Rock art, known as petroglyphs, remain as the last pictorial evidence of the tribal lifestyles of Native Americans that ventured the wild frontier of the Saline River Valley. The vast amount of Dakota Sandstone boulders and cliffs in this historic region served as an ancestral drawing board to scratch, peck, and chisel their way of life.
These American Indian sketches have depicted materialistic ornaments, buffalo headdresses and feathers, and weapons of spears and bow and arrow. The petroglyphs show explicit detail to astronomy and god-like figures that influenced the warriors and chiefs to lead their people by defending invading tribes and harvesting wild game like bison, elk, and turkey. Most petroglyph locations were along wild game trails and water sources near springs. Occasionally their incisions depicted the times of fertility among females and exaggerated depictions of genitals among the males.

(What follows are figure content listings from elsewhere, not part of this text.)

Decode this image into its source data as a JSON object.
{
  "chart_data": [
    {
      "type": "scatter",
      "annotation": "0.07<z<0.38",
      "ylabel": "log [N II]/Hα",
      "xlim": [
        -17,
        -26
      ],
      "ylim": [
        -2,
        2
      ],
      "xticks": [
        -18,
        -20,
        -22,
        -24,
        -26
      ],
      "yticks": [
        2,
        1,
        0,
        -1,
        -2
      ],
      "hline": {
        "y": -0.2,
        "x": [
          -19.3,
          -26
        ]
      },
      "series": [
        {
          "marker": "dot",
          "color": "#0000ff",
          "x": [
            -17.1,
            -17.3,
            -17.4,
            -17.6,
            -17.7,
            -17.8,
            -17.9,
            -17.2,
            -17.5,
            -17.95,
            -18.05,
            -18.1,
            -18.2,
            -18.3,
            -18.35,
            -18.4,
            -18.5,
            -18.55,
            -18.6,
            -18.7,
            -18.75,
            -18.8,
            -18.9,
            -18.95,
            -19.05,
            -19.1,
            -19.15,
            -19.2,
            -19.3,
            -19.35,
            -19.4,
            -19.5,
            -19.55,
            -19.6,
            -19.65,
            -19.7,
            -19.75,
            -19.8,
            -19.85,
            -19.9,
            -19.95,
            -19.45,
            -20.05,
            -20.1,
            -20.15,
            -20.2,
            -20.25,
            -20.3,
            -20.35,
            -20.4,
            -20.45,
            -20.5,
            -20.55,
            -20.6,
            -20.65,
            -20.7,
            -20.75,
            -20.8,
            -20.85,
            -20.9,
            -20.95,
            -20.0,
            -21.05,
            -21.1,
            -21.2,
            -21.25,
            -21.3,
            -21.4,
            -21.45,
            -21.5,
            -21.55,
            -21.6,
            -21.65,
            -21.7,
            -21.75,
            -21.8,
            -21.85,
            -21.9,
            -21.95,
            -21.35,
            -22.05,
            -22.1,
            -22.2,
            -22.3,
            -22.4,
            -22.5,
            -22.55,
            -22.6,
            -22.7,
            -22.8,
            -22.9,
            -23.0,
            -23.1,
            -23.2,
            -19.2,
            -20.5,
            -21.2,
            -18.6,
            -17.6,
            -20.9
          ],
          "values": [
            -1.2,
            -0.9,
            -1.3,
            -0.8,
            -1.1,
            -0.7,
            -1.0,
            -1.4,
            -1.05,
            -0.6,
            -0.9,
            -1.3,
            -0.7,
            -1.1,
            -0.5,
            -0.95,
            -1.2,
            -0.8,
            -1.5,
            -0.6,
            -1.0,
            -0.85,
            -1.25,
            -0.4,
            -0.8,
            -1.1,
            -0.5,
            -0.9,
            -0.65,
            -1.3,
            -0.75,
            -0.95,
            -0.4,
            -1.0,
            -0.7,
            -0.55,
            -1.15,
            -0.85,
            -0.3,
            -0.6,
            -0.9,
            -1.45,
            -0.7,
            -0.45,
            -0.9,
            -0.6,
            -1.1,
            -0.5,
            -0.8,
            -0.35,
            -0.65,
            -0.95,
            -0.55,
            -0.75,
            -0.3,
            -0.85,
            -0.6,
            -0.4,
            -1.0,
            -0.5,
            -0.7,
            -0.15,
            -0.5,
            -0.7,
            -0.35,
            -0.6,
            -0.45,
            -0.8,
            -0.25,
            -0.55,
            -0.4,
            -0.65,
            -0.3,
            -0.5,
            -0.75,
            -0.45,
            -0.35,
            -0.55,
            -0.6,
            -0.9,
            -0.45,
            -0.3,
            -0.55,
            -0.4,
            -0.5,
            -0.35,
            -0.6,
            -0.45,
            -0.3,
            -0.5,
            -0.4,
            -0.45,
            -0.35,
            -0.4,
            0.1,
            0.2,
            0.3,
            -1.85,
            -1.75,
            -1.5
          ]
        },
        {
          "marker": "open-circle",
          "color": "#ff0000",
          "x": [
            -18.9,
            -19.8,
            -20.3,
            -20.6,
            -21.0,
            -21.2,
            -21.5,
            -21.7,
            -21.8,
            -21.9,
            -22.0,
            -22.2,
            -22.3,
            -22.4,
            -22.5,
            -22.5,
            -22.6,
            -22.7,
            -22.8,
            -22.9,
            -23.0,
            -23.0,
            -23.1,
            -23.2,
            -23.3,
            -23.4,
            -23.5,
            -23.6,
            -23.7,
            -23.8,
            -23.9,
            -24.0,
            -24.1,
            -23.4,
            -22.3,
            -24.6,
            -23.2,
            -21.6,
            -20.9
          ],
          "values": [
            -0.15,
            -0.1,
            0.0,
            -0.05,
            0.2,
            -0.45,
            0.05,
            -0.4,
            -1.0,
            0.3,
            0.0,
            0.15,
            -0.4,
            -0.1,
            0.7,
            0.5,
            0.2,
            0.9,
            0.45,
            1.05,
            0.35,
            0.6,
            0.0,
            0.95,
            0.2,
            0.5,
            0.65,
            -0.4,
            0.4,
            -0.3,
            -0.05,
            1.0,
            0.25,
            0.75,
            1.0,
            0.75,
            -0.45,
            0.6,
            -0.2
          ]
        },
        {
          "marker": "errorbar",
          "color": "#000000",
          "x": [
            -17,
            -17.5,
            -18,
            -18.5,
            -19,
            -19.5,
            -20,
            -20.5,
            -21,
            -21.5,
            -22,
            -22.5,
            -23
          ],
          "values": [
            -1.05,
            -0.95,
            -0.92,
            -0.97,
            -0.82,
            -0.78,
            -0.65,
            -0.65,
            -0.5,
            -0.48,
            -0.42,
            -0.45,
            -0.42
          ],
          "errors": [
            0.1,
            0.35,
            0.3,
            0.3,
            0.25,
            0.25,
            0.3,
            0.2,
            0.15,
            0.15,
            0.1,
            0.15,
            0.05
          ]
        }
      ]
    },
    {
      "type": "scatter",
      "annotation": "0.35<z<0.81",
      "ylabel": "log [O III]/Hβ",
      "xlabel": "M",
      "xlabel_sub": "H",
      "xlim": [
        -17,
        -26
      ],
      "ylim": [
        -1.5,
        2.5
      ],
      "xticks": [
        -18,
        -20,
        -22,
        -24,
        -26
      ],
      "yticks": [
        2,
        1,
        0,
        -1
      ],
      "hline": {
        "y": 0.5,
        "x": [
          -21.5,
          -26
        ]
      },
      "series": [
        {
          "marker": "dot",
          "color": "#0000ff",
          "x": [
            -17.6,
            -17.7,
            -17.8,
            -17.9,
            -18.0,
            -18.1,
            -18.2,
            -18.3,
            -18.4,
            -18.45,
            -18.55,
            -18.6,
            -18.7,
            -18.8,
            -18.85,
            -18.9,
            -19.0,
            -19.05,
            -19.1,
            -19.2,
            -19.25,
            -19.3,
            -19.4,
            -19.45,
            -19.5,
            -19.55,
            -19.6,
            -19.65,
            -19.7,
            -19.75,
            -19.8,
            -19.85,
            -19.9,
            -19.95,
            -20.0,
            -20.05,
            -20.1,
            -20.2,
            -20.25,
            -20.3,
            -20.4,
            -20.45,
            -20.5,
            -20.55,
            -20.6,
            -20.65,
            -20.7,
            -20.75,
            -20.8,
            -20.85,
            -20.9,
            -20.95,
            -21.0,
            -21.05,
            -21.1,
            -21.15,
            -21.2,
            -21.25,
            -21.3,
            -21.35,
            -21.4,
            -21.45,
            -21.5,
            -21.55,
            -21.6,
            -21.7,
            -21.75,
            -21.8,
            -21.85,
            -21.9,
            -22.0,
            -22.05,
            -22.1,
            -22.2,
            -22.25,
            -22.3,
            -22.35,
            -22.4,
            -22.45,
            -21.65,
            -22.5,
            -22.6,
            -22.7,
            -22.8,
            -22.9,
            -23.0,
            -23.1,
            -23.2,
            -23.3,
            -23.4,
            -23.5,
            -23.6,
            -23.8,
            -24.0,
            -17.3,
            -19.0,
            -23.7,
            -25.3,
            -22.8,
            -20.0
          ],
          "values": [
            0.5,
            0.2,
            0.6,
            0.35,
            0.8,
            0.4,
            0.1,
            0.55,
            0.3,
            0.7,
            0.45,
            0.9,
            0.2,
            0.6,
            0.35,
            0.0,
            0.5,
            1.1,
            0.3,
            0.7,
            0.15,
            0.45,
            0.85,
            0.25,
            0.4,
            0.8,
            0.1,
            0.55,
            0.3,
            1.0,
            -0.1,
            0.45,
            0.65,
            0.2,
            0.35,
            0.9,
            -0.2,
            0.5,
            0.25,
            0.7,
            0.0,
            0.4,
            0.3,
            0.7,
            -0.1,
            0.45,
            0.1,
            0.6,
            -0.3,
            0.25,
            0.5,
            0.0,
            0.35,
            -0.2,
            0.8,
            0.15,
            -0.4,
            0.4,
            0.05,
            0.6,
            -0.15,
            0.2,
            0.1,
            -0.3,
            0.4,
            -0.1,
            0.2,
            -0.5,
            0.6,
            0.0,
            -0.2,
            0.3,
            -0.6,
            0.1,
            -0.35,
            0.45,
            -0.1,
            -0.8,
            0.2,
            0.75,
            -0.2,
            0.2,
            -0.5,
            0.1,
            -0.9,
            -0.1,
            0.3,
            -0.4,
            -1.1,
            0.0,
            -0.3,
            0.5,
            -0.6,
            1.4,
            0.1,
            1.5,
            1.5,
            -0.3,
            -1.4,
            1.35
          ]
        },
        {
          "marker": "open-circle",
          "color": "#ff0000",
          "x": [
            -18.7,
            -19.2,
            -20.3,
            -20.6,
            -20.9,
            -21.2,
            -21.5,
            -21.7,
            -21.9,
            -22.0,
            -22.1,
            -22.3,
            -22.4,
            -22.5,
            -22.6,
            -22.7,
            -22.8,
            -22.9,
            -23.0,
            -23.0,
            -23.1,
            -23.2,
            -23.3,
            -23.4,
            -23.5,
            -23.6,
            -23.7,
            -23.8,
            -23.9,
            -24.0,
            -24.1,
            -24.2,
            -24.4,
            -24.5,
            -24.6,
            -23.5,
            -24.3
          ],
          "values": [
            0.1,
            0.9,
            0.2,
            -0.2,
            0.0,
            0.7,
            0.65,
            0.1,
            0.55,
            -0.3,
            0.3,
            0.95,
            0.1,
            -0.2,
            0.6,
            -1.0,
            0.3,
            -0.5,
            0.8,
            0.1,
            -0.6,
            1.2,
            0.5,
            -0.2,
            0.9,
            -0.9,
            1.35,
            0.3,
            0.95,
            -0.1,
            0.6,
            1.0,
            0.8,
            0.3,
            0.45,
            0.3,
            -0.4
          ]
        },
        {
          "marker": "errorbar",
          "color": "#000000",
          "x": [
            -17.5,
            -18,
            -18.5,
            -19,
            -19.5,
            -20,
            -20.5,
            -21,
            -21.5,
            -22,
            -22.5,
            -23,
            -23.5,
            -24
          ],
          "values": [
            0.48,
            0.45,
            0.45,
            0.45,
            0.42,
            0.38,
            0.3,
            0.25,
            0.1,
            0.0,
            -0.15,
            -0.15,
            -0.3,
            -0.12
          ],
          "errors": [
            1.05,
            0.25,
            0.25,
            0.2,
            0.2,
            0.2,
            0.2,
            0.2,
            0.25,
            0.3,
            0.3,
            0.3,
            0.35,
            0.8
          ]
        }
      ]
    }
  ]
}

The Native Americans of this region made their first contact with Europeans in the 1500’s. The Spanish Conquistador’s explorations led by Coronado were depicted by Indian rock art by the introduction of decorated horse and mule into tribal lifestyle.
The timeline of petroglyphs left behind are the only remaining evidence of the romance of the story of nomadic mankind, American Indians, and the European immigrants to come. Some petroglyphs have stood the test of time, but most have become vandalized beyond recognition. Diamonds and gold are no comparison to the wealth of history they have created. Take only pictures, and leave only footprints!